Auch wenn sie nicht da sind, sind die Mütter allgegenwärtig

Doch selbst wenn es soweit kommen sollte, sind die mutigen und zähen Frauen auf der Plaza de Maya stets präsent: Rund um den von einem schwarzen Gitterzaun umgebenen Obelisk ist das Kopftuch-Symbol mit weißer Farbe auf die grauen Pflastersteine des Platzes gepinselt. 

Auch das ist ein in jedem Augenblick sichtbarer Appell, das Schicksal der 30.000 Menschen aufzuklären, die während der Diktatur verschleppt, gefoltert und ermordet wurden. Das Kopftuch ist nicht nur ein Zeichen des Protestes, es symbolisiert auch Babywindeln für die verschwundenen Kinder. Das hat in vielen Fällen doppelte Bedeutung, denn mit den Kindern der Mütter wurden auch deren Säuglinge verschleppt, viele Babys kamen in Gefangenschaft auf die Welt. Nach dem Tod der Eltern wurden sie an die Schergen des Regimes – Soldaten- und Polizistenfamilien – veradoptiert.

Die Schwesterorganisation „Abuelas de Plaza de Mayo“, die Großmütter des Platzes der Mairevolution, arbeitet unermüdlich daran, diese gestohlenen Babys aufzuspüren, die mittlerweile ja rund 40 Jahre alt sind. Auf ihrer Website www.abuelas.org.ar sind die Sucherfolge – 130 an der Zahl – detailliert aufgelistet. Meistens melden sich Menschen bei den „Abuelas“, die Zweifel an ihrer Herkunft haben, und werden dann mithilfe von aufbewahrten DNA-Proben identifiziert und zugeordnet. 


Noch immer finden gestohlene Babys ihre ursprünglichen Familien

Auf diese Weise fand im vergangenen Jahr ein 42-jähriger Mann namens Javier Matías Darroux Mijalchuk seine ursprüngliche Familie wieder. Er wurde, damals vier Monate alt, zusammen mit seinen Eltern im Dezember 1977 eingesperrt. Deren Schicksal ist ungeklärt. Der Horror ist unfassbar. Viele Verhaftete wurden nach den Qualen in den geheimen Gefangenenlagern in Flugzeuge gepackt und aus großer Höhe lebendig in den Río de la Plata geworfen.

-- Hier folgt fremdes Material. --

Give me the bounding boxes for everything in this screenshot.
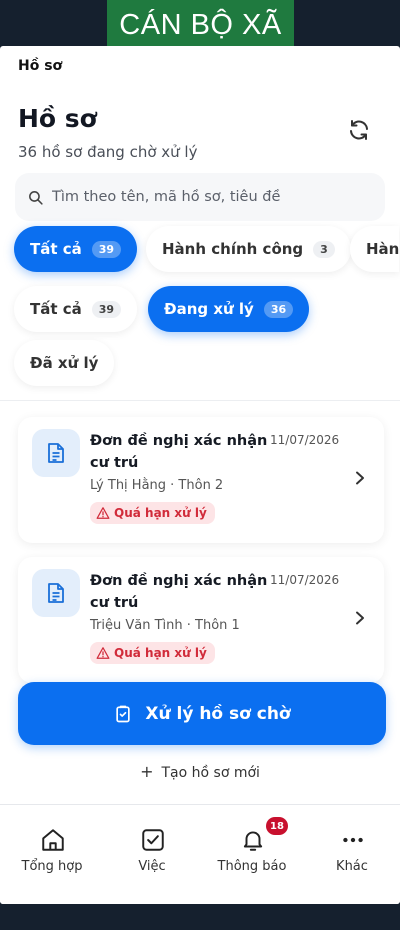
more-icon (343, 837, 363, 843)
chevron-right-icon (356, 471, 364, 485)
chip-label: Hành chính công (162, 240, 304, 258)
clipboard-check-icon (116, 705, 131, 722)
tab-overview[interactable]: Tổng hợp (2, 805, 102, 904)
record-date: 11/07/2026 (270, 573, 340, 587)
chip-count: 36 (263, 300, 294, 318)
search-input[interactable] (52, 189, 372, 205)
tab-label: Thông báo (217, 859, 287, 874)
document-icon (32, 569, 80, 617)
bottom-tab-bar: Tổng hợp Việc Thông báo 18 Khác (0, 804, 400, 904)
chip-label: Đã xử lý (30, 354, 99, 372)
record-title: Đơn đề nghị xác nhận cư trú (90, 573, 268, 611)
tab-label: Tổng hợp (21, 859, 83, 874)
create-record-link[interactable]: + Tạo hồ sơ mới (0, 762, 400, 781)
chip-label: Hàn (366, 240, 400, 258)
page-title: Hồ sơ (18, 104, 97, 133)
page-subtitle: 36 hồ sơ đang chờ xử lý (18, 143, 198, 161)
chip-status-all[interactable]: Tất cả 39 (14, 286, 138, 332)
warning-icon (96, 507, 110, 519)
home-icon (42, 829, 64, 851)
chip-label: Tất cả (30, 300, 82, 318)
chip-category-truncated[interactable]: Hàn (350, 226, 400, 272)
record-card[interactable]: Đơn đề nghị xác nhận cư trú 11/07/2026 T… (18, 557, 384, 683)
chip-count: 39 (91, 300, 122, 318)
refresh-icon[interactable] (347, 118, 371, 142)
chip-category-all[interactable]: Tất cả 39 (14, 226, 138, 272)
role-banner-text: CÁN BỘ XÃ (119, 8, 282, 41)
chip-category-public-admin[interactable]: Hành chính công 3 (146, 226, 351, 272)
badge-label: Quá hạn xử lý (114, 506, 207, 520)
tab-tasks[interactable]: Việc (102, 805, 202, 904)
overdue-badge: Quá hạn xử lý (90, 502, 215, 524)
search-bar[interactable] (15, 173, 385, 221)
notification-count-badge: 18 (266, 817, 288, 835)
tab-notifications[interactable]: Thông báo (202, 805, 302, 904)
record-date: 11/07/2026 (270, 433, 340, 447)
create-record-label: Tạo hồ sơ mới (161, 765, 260, 781)
process-pending-label: Xử lý hồ sơ chờ (145, 703, 291, 724)
record-meta: Lý Thị Hằng · Thôn 2 (90, 478, 224, 493)
chip-status-done[interactable]: Đã xử lý (14, 340, 115, 386)
role-banner: CÁN BỘ XÃ (107, 0, 294, 50)
search-icon (29, 190, 43, 205)
chip-count: 3 (313, 240, 335, 258)
overdue-badge: Quá hạn xử lý (90, 642, 215, 664)
bell-icon (243, 831, 263, 851)
app-screen: Hồ sơ Hồ sơ 36 hồ sơ đang chờ xử lý Tất … (0, 46, 400, 904)
chip-label: Đang xử lý (164, 300, 254, 318)
checkbox-icon (142, 829, 164, 851)
chevron-right-icon (356, 611, 364, 625)
topbar-title: Hồ sơ (18, 58, 63, 74)
tab-label: Việc (138, 859, 166, 874)
chip-count: 39 (91, 240, 122, 258)
badge-label: Quá hạn xử lý (114, 646, 207, 660)
chip-status-processing[interactable]: Đang xử lý 36 (148, 286, 310, 332)
plus-icon: + (140, 762, 154, 781)
chip-label: Tất cả (30, 240, 82, 258)
warning-icon (96, 647, 110, 659)
process-pending-button[interactable]: Xử lý hồ sơ chờ (18, 682, 386, 745)
record-title: Đơn đề nghị xác nhận cư trú (90, 433, 268, 471)
divider (0, 400, 400, 401)
record-meta: Triệu Văn Tình · Thôn 1 (90, 618, 240, 633)
tab-more[interactable]: Khác (302, 805, 400, 904)
document-icon (32, 429, 80, 477)
tab-label: Khác (336, 859, 368, 874)
record-card[interactable]: Đơn đề nghị xác nhận cư trú 11/07/2026 L… (18, 417, 384, 543)
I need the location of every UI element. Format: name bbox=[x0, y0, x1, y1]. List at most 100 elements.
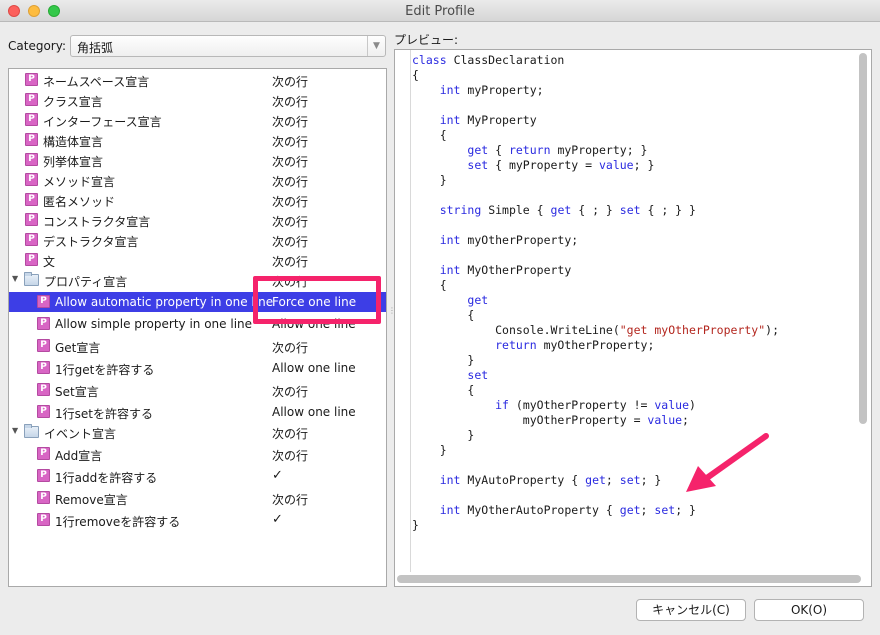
code-preview: class ClassDeclaration{ int myProperty; … bbox=[394, 49, 872, 587]
tree-row-value[interactable]: 次の行 bbox=[272, 153, 308, 170]
tree-row-label: 1行setを許容する bbox=[55, 407, 153, 421]
tree-row-value[interactable]: 次の行 bbox=[272, 491, 308, 508]
tree-row[interactable]: P Remove宣言 次の行 bbox=[9, 488, 386, 508]
code-line: int MyOtherAutoProperty { get; set; } bbox=[439, 503, 696, 517]
window-title: Edit Profile bbox=[405, 4, 475, 19]
property-icon: P bbox=[37, 513, 50, 526]
property-icon: P bbox=[37, 317, 50, 330]
splitter-handle[interactable]: ⋮ bbox=[388, 306, 396, 318]
code-line: if (myOtherProperty != value) bbox=[495, 398, 696, 412]
code-line: int MyProperty bbox=[439, 113, 537, 127]
property-icon: P bbox=[37, 405, 50, 418]
code-line: string Simple { get { ; } set { ; } } bbox=[439, 203, 696, 217]
tree-row[interactable]: P 列挙体宣言 次の行 bbox=[9, 150, 386, 170]
code-line: int MyAutoProperty { get; set; } bbox=[439, 473, 662, 487]
code-line: class ClassDeclaration bbox=[412, 53, 565, 67]
code-line: return myOtherProperty; bbox=[495, 338, 655, 352]
ok-button[interactable]: OK(O) bbox=[754, 599, 864, 621]
disclosure-triangle-icon[interactable]: ▼ bbox=[12, 426, 18, 435]
code-line: { bbox=[412, 68, 419, 82]
vertical-scrollbar[interactable] bbox=[859, 53, 867, 424]
property-icon: P bbox=[37, 383, 50, 396]
title-bar: Edit Profile bbox=[0, 0, 880, 22]
code-line: Console.WriteLine("get myOtherProperty")… bbox=[495, 323, 780, 337]
disclosure-triangle-icon[interactable]: ▼ bbox=[12, 274, 18, 283]
tree-row-value[interactable]: 次の行 bbox=[272, 339, 308, 356]
tree-row-value[interactable]: 次の行 bbox=[272, 425, 308, 442]
checkbox[interactable]: ✓ bbox=[272, 468, 283, 483]
property-icon: P bbox=[25, 233, 38, 246]
tree-row-label: クラス宣言 bbox=[43, 95, 103, 109]
tree-row[interactable]: P 1行addを許容する ✓ bbox=[9, 466, 386, 486]
property-icon: P bbox=[37, 491, 50, 504]
tree-row[interactable]: P Get宣言 次の行 bbox=[9, 336, 386, 356]
code-line: set { myProperty = value; } bbox=[467, 158, 655, 172]
tree-row-value[interactable]: 次の行 bbox=[272, 173, 308, 190]
tree-row[interactable]: P 1行setを許容する Allow one line bbox=[9, 402, 386, 422]
tree-row-label: インターフェース宣言 bbox=[43, 115, 162, 129]
code-line: } bbox=[412, 443, 447, 457]
tree-row-value[interactable]: 次の行 bbox=[272, 93, 308, 110]
tree-row-value[interactable]: 次の行 bbox=[272, 193, 308, 210]
checkbox[interactable]: ✓ bbox=[272, 512, 283, 527]
tree-row-value[interactable]: 次の行 bbox=[272, 113, 308, 130]
tree-row-label: 匿名メソッド bbox=[43, 195, 116, 209]
property-icon: P bbox=[25, 213, 38, 226]
tree-row-label: デストラクタ宣言 bbox=[43, 235, 139, 249]
tree-row-value[interactable]: 次の行 bbox=[272, 383, 308, 400]
code-line: { bbox=[412, 383, 475, 397]
property-icon: P bbox=[25, 73, 38, 86]
tree-row[interactable]: P クラス宣言 次の行 bbox=[9, 90, 386, 110]
tree-row[interactable]: P Add宣言 次の行 bbox=[9, 444, 386, 464]
tree-row-value[interactable]: 次の行 bbox=[272, 447, 308, 464]
code-line: } bbox=[412, 173, 447, 187]
code-line: { bbox=[412, 308, 475, 322]
tree-row[interactable]: P デストラクタ宣言 次の行 bbox=[9, 230, 386, 250]
tree-row-label: 1行getを許容する bbox=[55, 363, 155, 377]
tree-row[interactable]: P 文 次の行 bbox=[9, 250, 386, 270]
tree-row-value[interactable]: Allow one line bbox=[272, 405, 356, 419]
dropdown-arrow-icon: ▼ bbox=[367, 36, 385, 56]
tree-row-value[interactable]: 次の行 bbox=[272, 213, 308, 230]
tree-row[interactable]: P 1行getを許容する Allow one line bbox=[9, 358, 386, 378]
tree-row[interactable]: P 構造体宣言 次の行 bbox=[9, 130, 386, 150]
property-icon: P bbox=[37, 339, 50, 352]
tree-row[interactable]: P 1行removeを許容する ✓ bbox=[9, 510, 386, 530]
code-line: int myOtherProperty; bbox=[439, 233, 579, 247]
tree-row-value[interactable]: Allow one line bbox=[272, 361, 356, 375]
property-icon: P bbox=[37, 447, 50, 460]
tree-row-label: 1行addを許容する bbox=[55, 471, 158, 485]
code-line: get { return myProperty; } bbox=[467, 143, 648, 157]
tree-row-label: Set宣言 bbox=[55, 385, 99, 399]
tree-row[interactable]: P ネームスペース宣言 次の行 bbox=[9, 70, 386, 90]
code-line: myOtherProperty = value; bbox=[522, 413, 689, 427]
tree-row[interactable]: P Set宣言 次の行 bbox=[9, 380, 386, 400]
tree-row-label: Remove宣言 bbox=[55, 493, 128, 507]
tree-row-value[interactable]: 次の行 bbox=[272, 233, 308, 250]
cancel-button[interactable]: キャンセル(C) bbox=[636, 599, 746, 621]
tree-row[interactable]: P コンストラクタ宣言 次の行 bbox=[9, 210, 386, 230]
property-icon: P bbox=[25, 153, 38, 166]
category-select[interactable]: 角括弧 ▼ bbox=[70, 35, 386, 57]
tree-row-label: コンストラクタ宣言 bbox=[43, 215, 151, 229]
tree-row[interactable]: P 匿名メソッド 次の行 bbox=[9, 190, 386, 210]
settings-tree[interactable]: P ネームスペース宣言 次の行 P クラス宣言 次の行 P インターフェース宣言 次の行 P 構造体… bbox=[8, 68, 387, 587]
tree-row-value[interactable]: 次の行 bbox=[272, 73, 308, 90]
tree-row-label: イベント宣言 bbox=[44, 427, 117, 441]
property-icon: P bbox=[25, 113, 38, 126]
tree-row-label: 文 bbox=[43, 255, 56, 269]
tree-row[interactable]: P メソッド宣言 次の行 bbox=[9, 170, 386, 190]
code-line: { bbox=[412, 128, 447, 142]
tree-row[interactable]: P インターフェース宣言 次の行 bbox=[9, 110, 386, 130]
tree-row-label: ネームスペース宣言 bbox=[43, 75, 150, 89]
code-line: } bbox=[412, 518, 419, 532]
horizontal-scrollbar[interactable] bbox=[397, 575, 861, 583]
tree-row-value[interactable]: 次の行 bbox=[272, 253, 308, 270]
tree-row-value[interactable]: 次の行 bbox=[272, 133, 308, 150]
tree-group[interactable]: ▼ イベント宣言 次の行 bbox=[9, 422, 386, 442]
code-line: int myProperty; bbox=[439, 83, 544, 97]
tree-row-label: Add宣言 bbox=[55, 449, 103, 463]
tree-row-label: メソッド宣言 bbox=[43, 175, 116, 189]
property-icon: P bbox=[37, 295, 50, 308]
property-icon: P bbox=[25, 93, 38, 106]
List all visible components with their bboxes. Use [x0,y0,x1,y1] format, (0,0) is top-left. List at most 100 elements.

Eines dieser Folterzentren des sogenannten „Schmutzigen Krieges“ war der Sportklub Club Atlético, der heute sogar auf touristischen Stadtrundfahrten erwähnt wird. Es ist ein gespenstischer Ort, den man nur zu Fuß erreicht, denn er liegt unter einer mehrspurigen Stadtautobahn. Nach dem Ende der Diktatur wurde das Gebäude teilweise abgerissen und das, was übrig war, zugeschüttet und unter der Autobahn begraben. Dank der Erinnerungen von Überlebenden wurden mittlerweile große Teile freigelegt. 

Während auf der einen Seite der Straße unter der Schnelltrasse eine Gedenkstätte mit Informationstafeln errichtet wurde, wird auf der anderen Seite noch immer im Boden gewühlt. Auf einem großen Dreckhaufen stecken Tafeln mit den Fotos von vornehmlich argentinischen Sozialisten, die hier gefoltert und dann – hier oder anderswo – umgebracht wurden. 

Es ist ein Ort des stillen Gedenkens und des Entsetzens, an dem der systematische Militärterror lebendig wird. Der Teil der Geschichte Argentiniens, den die „Madres de Plaza de Mayo“ nicht gewillt sind, in Vergessenheit geraten zu lassen.